Do outro lado, pulando uma casa, morava a família do seu Carandina. O velho Carandina era ótima pessoa. Mas, gostava de pingar de bar em bar. Fazia essa mesma via, à tarde, todos os dias, quando voltava do trabalho. Eram muitas as paradas. A embriaguez provocada fazia o homem cambalear pela rua.
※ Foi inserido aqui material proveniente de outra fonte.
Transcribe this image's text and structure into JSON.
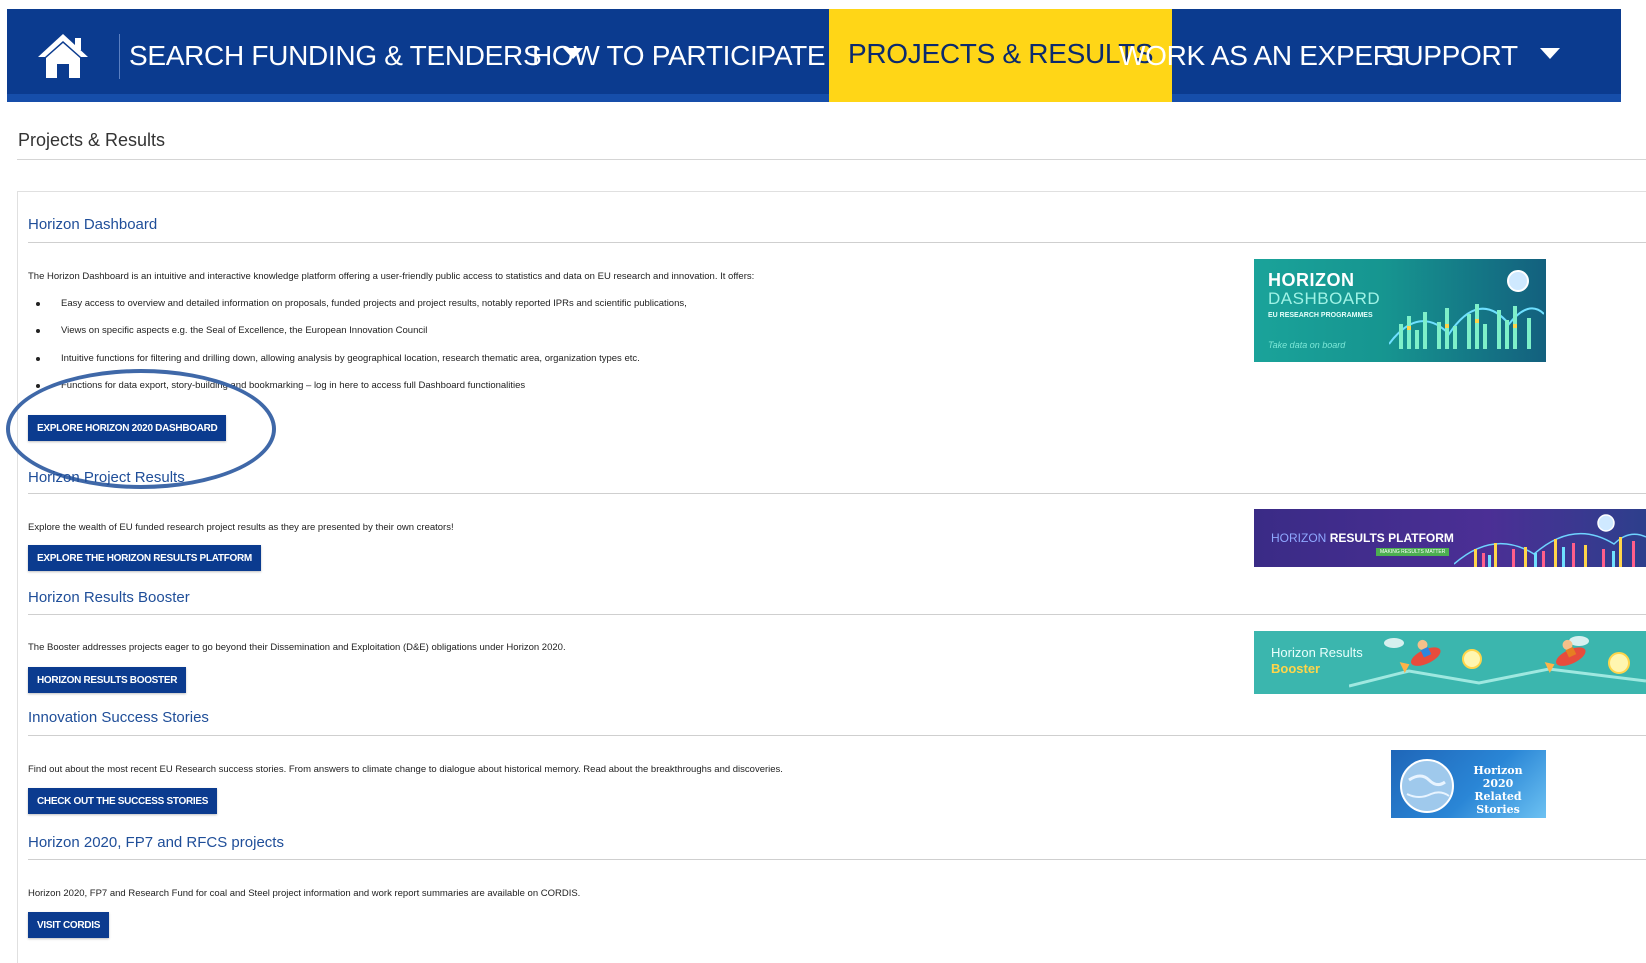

Certa noite, lá pelas sete horas, fui falar com a dona Adelaide, mulher dele, e o filho Tutu. O velho ordenou que me sentasse à mesa e jantasse com ele. Só que eu já havia jantado. Frente àquele prato com arroz, feijão, carne e salada, eu não tinha nenhuma chance de enfrentar. Sem fome, impossível estabelecer o duelo entre o garfo e o alimento do prato. Num instante em que ele vacilou, ao olhar do outro lado, saí da mesa e corri para fora da casa e voltei para a minha. No dia seguinte, a dona Adelaide, em conversa com a minha mãe, dava risada do apuro que eu passei. E, outra vez, à tarde, lá vinha o velho Carandina parando de bar em bar, como abelha vai de flor em flor. E, outra vez, a cachaça ia levando em ondas aquele corpo velho e cansado da vida e de todos. Pobre criatura que só fez mal a si mesmo.
[X]
Na esquina da rua 5 com a avenida 17 havia um terreno murado. Do outro lado da calçada, também na esquina, moravam os irmãos (a linda) Samira, Saminho, Paulinho e Cristina, além da irmã mais velha Palmira (acredito).
Do lado oposto, também de esquina, estava a casa da Ritinha (pra quem fiz um maranhão azul; desgraçadamente, parecia um papa-vento, de tantas piruetas que deu. Que loucura!). Na casa de esquina, lado direito da rua, de quem vinha da avenida 19 para a avenida 17, morou o Zé Luis Buschinelli, que não brincara naquelas ruas da infância.
Pegado a essa casa, morou, ali, o guarda rodoviário Gil, casado com a dona Carmem, pais de campões.
Na casa mais abaixo, vieram morar, primeiro a família Coelho: o Antonio Carlos (que gostava de cantar e se apresentou, inclusive, num programa de gincana da Record), o Ruizinho, a Everlindinha e mais uma irmãzinha pequena, da família Coelho. Eles eram primos do Fernando Coelho, casado com a Maria Clara Castellano Pieroni. Depois, vieram a Dinorá, a Sônia e a Léa (essa menina era uma deusa loira no meio dos meninos queimados de sol ou assim nascidos. Linda, maravilhosa).